Publié le samedi 22 septembre 2012 à 10H54 - Vu 64 fois


Frédéric Dusart pourra s'appuyer sur la médaillée olympique Jennifer Digbeu.

Frédéric Dusart pourra s'appuyer sur la médaillée olympique Jennifer Digbeu.


CHARLEVILLE-MEZIERES (Ardennes). Avant d'affronter les Flammes carolos demain à Paris, Frédéric Dusart considère que Villeneuve-d'Ascq n'est pas prêt.

APRÈS avoir remplacé Abdou N'Diaye en cours de saison dernière sur le banc de Villeneuve-d'Ascq, Frédéric Dusart (34 ans) aborde la réception des Flammes carolos avec prudence.
Frédéric, quel bilan dressez-vous de la phase de préparation ?
« Il est très mitigé. On a subi deux défaites, dont une sévère à Mondeville, et gagné contre des équipes belges supposées inférieures. Notre dernier match contre Le Hainaut s'est révélé plus positif, notamment dans le jeu collectif, même si notre adversaire a disputé la seconde mi-temps en roue libre.
La préparation a été moyennement rassurante. On n'est pas prêt pour l'Open. Il nous faudra quelques matches pour lancer la machine. »
Votre effectif a beaucoup changé à l'intersaison. Quand aurez-vous de la stabilité ?
« Je n'en ai aucune idée. A l'entraînement, on est capable d'effectuer de très bonnes séances, mais le lendemain, on perd totalement notre basket. Je ne vois aucune perspective d'évolution rapide. On n'a pas de stabilité dans le collectif. J'espère qu'on sera prêt le plus tôt possible. »
Quels objectifs ont été fixés cette saison ?
« Aucun. Le président et moi sommes très prudents, car le club annonce depuis deux ans qu'il vise le Top 4 et il a terminé deux fois 10e.
Aujourd'hui, la masse salariale et le partenariat sont en baisse, sans compter l'impact causé par le licenciement de l'ancien entraîneur, à qui il restait deux ans et demi de contrat. Après avoir recruté des joueuses en Ligue 2 et en bas de classement de Ligue féminine, je ne me vois pas annoncer de grandes ambitions. Tout le monde nous prédit une saison difficile. On va essayer de faire mieux que l'année passée avec moins de moyens. »

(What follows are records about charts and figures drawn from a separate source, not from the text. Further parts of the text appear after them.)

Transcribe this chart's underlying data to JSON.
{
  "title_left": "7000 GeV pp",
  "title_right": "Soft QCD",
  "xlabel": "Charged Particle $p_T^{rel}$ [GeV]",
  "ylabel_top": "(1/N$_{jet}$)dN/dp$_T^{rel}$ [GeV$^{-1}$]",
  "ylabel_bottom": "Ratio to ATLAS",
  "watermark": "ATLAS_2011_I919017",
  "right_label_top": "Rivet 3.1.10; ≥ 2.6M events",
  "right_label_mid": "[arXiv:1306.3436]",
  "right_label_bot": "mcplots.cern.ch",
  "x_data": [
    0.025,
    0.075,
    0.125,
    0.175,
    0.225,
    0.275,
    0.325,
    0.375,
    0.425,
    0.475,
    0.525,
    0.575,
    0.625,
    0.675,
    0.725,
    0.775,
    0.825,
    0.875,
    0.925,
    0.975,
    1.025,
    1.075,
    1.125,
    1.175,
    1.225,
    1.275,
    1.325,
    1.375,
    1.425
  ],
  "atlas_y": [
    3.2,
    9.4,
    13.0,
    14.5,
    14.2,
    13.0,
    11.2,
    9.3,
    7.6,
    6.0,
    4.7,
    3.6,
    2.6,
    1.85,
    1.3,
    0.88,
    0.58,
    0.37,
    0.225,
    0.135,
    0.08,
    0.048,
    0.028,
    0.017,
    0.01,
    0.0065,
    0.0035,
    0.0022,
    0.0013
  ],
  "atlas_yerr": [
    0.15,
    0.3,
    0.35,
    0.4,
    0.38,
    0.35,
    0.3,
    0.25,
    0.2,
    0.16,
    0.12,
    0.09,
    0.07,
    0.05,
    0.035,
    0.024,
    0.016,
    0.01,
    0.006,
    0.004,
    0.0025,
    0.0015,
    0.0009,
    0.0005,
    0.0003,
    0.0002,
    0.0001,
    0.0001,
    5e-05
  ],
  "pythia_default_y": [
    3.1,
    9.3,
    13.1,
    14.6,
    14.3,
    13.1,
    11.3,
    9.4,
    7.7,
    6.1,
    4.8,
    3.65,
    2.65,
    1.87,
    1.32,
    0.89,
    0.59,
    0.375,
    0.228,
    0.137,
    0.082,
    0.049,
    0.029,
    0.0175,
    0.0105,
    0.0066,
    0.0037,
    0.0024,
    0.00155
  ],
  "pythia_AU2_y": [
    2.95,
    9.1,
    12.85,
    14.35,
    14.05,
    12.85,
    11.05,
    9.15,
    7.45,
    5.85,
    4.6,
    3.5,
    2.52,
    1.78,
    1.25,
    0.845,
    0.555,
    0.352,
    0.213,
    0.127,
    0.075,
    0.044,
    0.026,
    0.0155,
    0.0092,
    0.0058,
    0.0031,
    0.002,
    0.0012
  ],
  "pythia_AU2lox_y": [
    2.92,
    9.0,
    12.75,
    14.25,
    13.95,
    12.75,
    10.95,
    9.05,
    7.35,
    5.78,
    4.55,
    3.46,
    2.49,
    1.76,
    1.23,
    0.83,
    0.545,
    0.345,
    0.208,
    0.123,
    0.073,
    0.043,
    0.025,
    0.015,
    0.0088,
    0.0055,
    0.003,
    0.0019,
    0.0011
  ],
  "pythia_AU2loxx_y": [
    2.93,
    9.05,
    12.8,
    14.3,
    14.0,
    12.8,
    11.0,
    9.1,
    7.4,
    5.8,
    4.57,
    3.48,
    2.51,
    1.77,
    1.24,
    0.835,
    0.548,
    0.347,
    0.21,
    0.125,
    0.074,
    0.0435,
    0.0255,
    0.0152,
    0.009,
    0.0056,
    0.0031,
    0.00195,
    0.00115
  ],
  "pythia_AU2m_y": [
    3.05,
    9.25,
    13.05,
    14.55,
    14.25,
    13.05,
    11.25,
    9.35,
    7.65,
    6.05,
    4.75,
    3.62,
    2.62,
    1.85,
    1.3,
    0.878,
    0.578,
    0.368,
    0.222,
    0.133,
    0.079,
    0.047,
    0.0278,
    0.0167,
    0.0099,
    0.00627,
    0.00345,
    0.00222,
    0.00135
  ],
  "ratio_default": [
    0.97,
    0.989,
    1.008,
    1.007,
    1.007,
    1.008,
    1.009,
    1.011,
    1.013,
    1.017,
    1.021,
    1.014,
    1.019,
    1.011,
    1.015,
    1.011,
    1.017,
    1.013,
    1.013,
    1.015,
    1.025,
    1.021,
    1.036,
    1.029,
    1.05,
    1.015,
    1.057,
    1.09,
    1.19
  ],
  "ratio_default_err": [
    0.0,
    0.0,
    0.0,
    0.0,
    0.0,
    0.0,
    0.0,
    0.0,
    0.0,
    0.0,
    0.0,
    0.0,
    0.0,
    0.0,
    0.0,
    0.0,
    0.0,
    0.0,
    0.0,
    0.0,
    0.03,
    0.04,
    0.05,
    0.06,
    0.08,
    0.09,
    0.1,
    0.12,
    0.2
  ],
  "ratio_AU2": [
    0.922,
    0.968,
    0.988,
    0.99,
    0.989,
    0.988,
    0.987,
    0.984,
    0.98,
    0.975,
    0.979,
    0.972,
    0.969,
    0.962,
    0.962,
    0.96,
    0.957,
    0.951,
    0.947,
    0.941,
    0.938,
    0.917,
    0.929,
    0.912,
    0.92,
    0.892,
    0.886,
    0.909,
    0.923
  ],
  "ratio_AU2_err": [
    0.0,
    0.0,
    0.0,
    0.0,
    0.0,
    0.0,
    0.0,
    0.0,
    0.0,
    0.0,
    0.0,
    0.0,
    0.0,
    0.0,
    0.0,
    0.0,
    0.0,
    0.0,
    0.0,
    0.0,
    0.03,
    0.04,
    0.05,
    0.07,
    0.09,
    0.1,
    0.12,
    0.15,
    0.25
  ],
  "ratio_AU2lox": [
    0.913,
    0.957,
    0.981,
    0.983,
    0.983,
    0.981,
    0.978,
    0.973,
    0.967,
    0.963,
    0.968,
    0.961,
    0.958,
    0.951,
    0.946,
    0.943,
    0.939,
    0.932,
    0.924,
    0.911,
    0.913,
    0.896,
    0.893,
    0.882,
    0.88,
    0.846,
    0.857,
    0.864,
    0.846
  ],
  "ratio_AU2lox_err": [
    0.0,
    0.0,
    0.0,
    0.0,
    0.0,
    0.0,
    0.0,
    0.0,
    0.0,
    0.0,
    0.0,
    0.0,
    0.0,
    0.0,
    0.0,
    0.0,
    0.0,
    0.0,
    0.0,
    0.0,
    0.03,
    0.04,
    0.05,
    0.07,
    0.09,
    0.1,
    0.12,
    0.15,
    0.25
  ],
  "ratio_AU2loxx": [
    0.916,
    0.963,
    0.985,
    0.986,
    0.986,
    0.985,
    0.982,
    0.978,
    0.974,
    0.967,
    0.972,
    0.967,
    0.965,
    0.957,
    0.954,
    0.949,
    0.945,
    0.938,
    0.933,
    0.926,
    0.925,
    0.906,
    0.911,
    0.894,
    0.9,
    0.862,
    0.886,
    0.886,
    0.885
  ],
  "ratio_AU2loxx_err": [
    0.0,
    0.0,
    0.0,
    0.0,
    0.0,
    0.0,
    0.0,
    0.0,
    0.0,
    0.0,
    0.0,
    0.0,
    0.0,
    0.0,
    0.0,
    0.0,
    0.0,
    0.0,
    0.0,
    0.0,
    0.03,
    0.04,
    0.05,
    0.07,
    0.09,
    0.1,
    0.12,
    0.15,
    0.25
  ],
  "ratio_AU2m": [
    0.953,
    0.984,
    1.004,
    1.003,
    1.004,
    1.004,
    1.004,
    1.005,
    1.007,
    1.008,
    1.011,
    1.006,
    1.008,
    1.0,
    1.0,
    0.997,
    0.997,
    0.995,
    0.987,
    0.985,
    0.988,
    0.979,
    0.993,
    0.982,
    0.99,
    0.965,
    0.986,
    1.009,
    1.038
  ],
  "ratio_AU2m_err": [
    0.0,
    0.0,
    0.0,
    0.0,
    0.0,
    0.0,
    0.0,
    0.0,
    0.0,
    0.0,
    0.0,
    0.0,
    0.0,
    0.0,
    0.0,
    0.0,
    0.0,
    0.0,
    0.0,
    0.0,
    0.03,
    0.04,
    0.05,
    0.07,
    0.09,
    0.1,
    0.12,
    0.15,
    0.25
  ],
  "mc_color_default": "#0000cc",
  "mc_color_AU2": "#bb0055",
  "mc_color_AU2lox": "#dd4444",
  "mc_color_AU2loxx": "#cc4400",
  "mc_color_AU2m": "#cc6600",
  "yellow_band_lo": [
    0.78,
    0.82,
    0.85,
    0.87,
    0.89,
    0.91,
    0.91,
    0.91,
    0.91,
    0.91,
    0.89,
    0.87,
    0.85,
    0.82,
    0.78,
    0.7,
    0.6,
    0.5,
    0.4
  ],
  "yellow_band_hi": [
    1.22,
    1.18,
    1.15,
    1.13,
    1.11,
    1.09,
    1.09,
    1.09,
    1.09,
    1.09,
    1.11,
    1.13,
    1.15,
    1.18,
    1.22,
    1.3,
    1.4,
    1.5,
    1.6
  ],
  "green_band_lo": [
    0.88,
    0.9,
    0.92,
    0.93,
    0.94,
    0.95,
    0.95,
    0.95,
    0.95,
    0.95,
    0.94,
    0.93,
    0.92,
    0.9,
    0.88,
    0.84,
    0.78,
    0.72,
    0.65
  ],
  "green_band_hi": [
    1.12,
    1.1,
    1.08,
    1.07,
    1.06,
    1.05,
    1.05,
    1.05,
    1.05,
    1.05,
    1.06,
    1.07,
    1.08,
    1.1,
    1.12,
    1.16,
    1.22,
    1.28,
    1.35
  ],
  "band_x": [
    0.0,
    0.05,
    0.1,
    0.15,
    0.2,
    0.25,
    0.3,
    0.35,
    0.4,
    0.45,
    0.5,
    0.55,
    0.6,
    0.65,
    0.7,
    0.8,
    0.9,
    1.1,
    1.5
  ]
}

« L'Open, c'est la foire ! »

A quoi vous attendez-vous face à Charleville ?
« L'Open est toujours spécial. Je m'attends à un match serré avec de l'engagement.
Je sais que Charleville n'est pas à son meilleur niveau collectivement. A part Lyon, qui a recruté l'effectif de Challes-les-Eaux, aucune équipe ne sera prête à Paris. Il existe beaucoup d'incertitudes, a fortiori parce qu'il s'agit pour nous d'un match à domicile. Mais le championnat s'annonce tellement homogène que je suis incapable d'établir un ordre hiérarchique. »
Vous êtes présents sur place depuis hier. Comment gérez-vous l'attente jusqu'au match ?
« La pression de l'Open est difficile à gérer, c'est la foire ! A Villeneuve-d'Ascq, les filles ont été sollicitées depuis lundi avec la photo officielle et la présentation de l'équipe aux partenaires. Il faut par conséquent marteler qu'on n'est pas là pour un défilé, mais qu'on a un match à jouer. Le danger, c'est de penser aux paillettes. »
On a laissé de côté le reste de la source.